Case for Abolishing LTCG

It’s an excellent idea to completely remove the LTCG tax. It’s great if savings can be exempted from taxation at the time of investment and made exempt even when it grows. Only income withdrawn is taxed. If the monetized savings are reinvested in an asset, the savings too must qualify for the tax exemption. Only that portion of gain which is not reinvested in an asset is taxed at the applicable marginal rate. Why not abolish both short-term and long-term capital gains?

This could encourage healthy participation in the stock markets. Stock investors would reduce churning as there is no short term and long term capital gains to fear. The basis is simple. If gains are reinvested, they must not be taxed.  
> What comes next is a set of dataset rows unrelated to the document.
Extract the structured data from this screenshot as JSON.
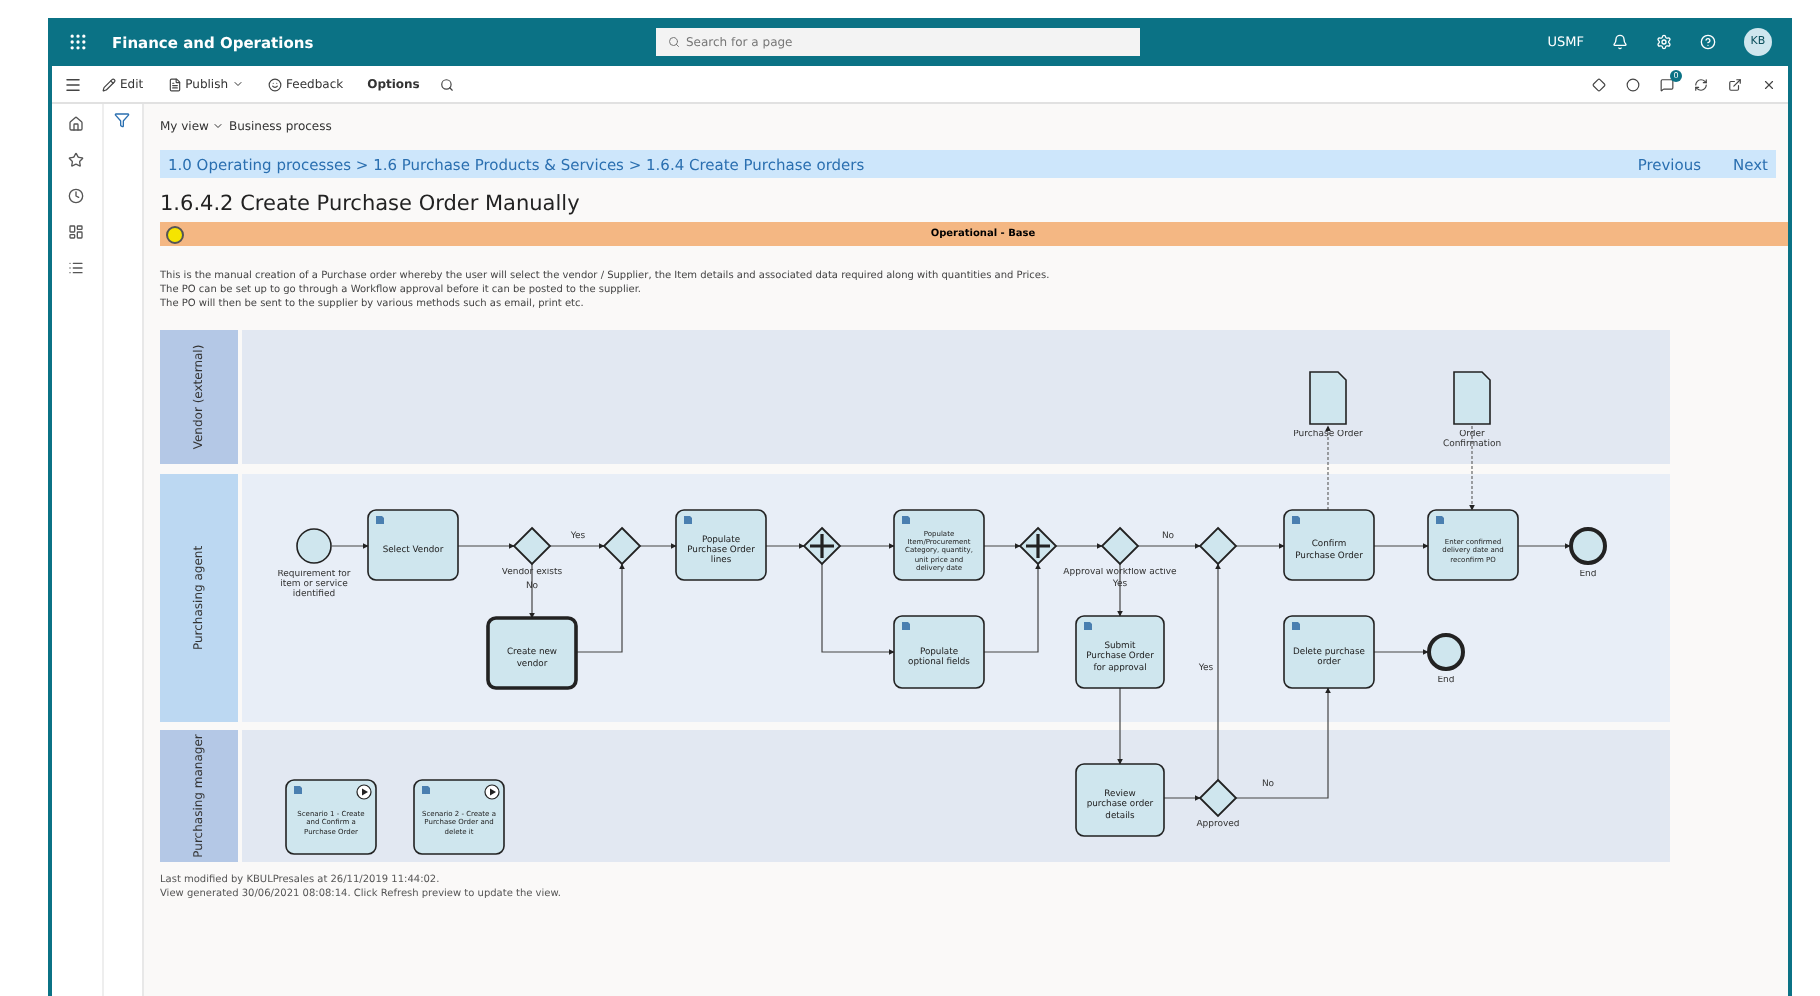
{
  "app_bar": {
    "title": "Finance and Operations",
    "search": {
      "placeholder": "Search for a page"
    },
    "company": "USMF",
    "avatar": "KB"
  },
  "command_bar": {
    "items": [
      "Edit",
      "Publish",
      "Feedback",
      "Options"
    ],
    "badge": "0"
  },
  "view": {
    "my_view": "My view",
    "name": "Business process"
  },
  "breadcrumb": {
    "path": "1.0 Operating processes > 1.6 Purchase Products & Services > 1.6.4 Create Purchase orders",
    "previous": "Previous",
    "next": "Next"
  },
  "title": "1.6.4.2 Create Purchase Order Manually",
  "status": {
    "label": "Operational - Base",
    "color": "#f5e400"
  },
  "description": [
    "This is the manual creation of a Purchase order whereby the user will select the vendor / Supplier, the Item details and associated data required along with quantities and Prices.",
    "The PO can be set up to go through a Workflow approval before it can be posted to the supplier.",
    "The PO will then be sent to the supplier by various methods such as email, print etc."
  ],
  "diagram": {
    "lanes": [
      "Vendor (external)",
      "Purchasing agent",
      "Purchasing manager"
    ],
    "nodes": [
      {
        "kind": "start",
        "label": "Requirement for item or service identified"
      },
      {
        "kind": "task",
        "label": "Select Vendor"
      },
      {
        "kind": "gateway",
        "label": "Vendor exists"
      },
      {
        "kind": "call_activity",
        "label": "Create new vendor"
      },
      {
        "kind": "gateway"
      },
      {
        "kind": "task",
        "label": "Populate Purchase Order lines"
      },
      {
        "kind": "parallel"
      },
      {
        "kind": "task",
        "label": "Populate Item/Procurement Category, quantity, unit price and delivery date"
      },
      {
        "kind": "task",
        "label": "Populate optional fields"
      },
      {
        "kind": "parallel"
      },
      {
        "kind": "gateway",
        "label": "Approval workflow active"
      },
      {
        "kind": "gateway"
      },
      {
        "kind": "task",
        "label": "Submit Purchase Order for approval"
      },
      {
        "kind": "task",
        "label": "Confirm Purchase Order"
      },
      {
        "kind": "task",
        "label": "Enter confirmed delivery date and reconfirm PO"
      },
      {
        "kind": "end",
        "label": "End"
      },
      {
        "kind": "task",
        "label": "Delete purchase order"
      },
      {
        "kind": "end",
        "label": "End"
      },
      {
        "kind": "document",
        "label": "Purchase Order"
      },
      {
        "kind": "document",
        "label": "Order Confirmation"
      },
      {
        "kind": "scenario",
        "label": "Scenario 1 - Create and Confirm a Purchase Order"
      },
      {
        "kind": "scenario",
        "label": "Scenario 2 - Create a Purchase Order and delete it"
      },
      {
        "kind": "plain_task",
        "label": "Review purchase order details"
      },
      {
        "kind": "gateway",
        "label": "Approved"
      }
    ],
    "edge_labels": [
      "Yes",
      "No",
      "No",
      "Yes",
      "Yes",
      "No"
    ]
  },
  "footer": [
    "Last modified by KBULPresales at 26/11/2019 11:44:02.",
    "View generated 30/06/2021 08:08:14. Click Refresh preview to update the view."
  ]
}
See Also: Union Budget 2019-2020: Major Takeaways

Why Abolish LTCG Tax on Equity Funds?

Abolishing long term capital gains boosts household savings. This encourages more people to invest in financial assets, instead of physical assets.

Equity investments are rising and more people would be encouraged to take up equity, if LTCG Tax is abolished. After demonetization a lot of money flowed into equity. After LTCG tax in 2018, this flow has greatly reduced. The Government can abolish LTCG tax on equity funds to bring back the stock markets to its boom period.

The Government won’t abolish LTCG Tax on equity funds because:

  • Around 50% of the equity investors do not report or under-report long term capital gains from equity funds.
  • Abolishing LTCG encourages tax avoidance.
  • LTCG tax catches investors who otherwise would have escaped unnoticed, if they don’t pay income taxes.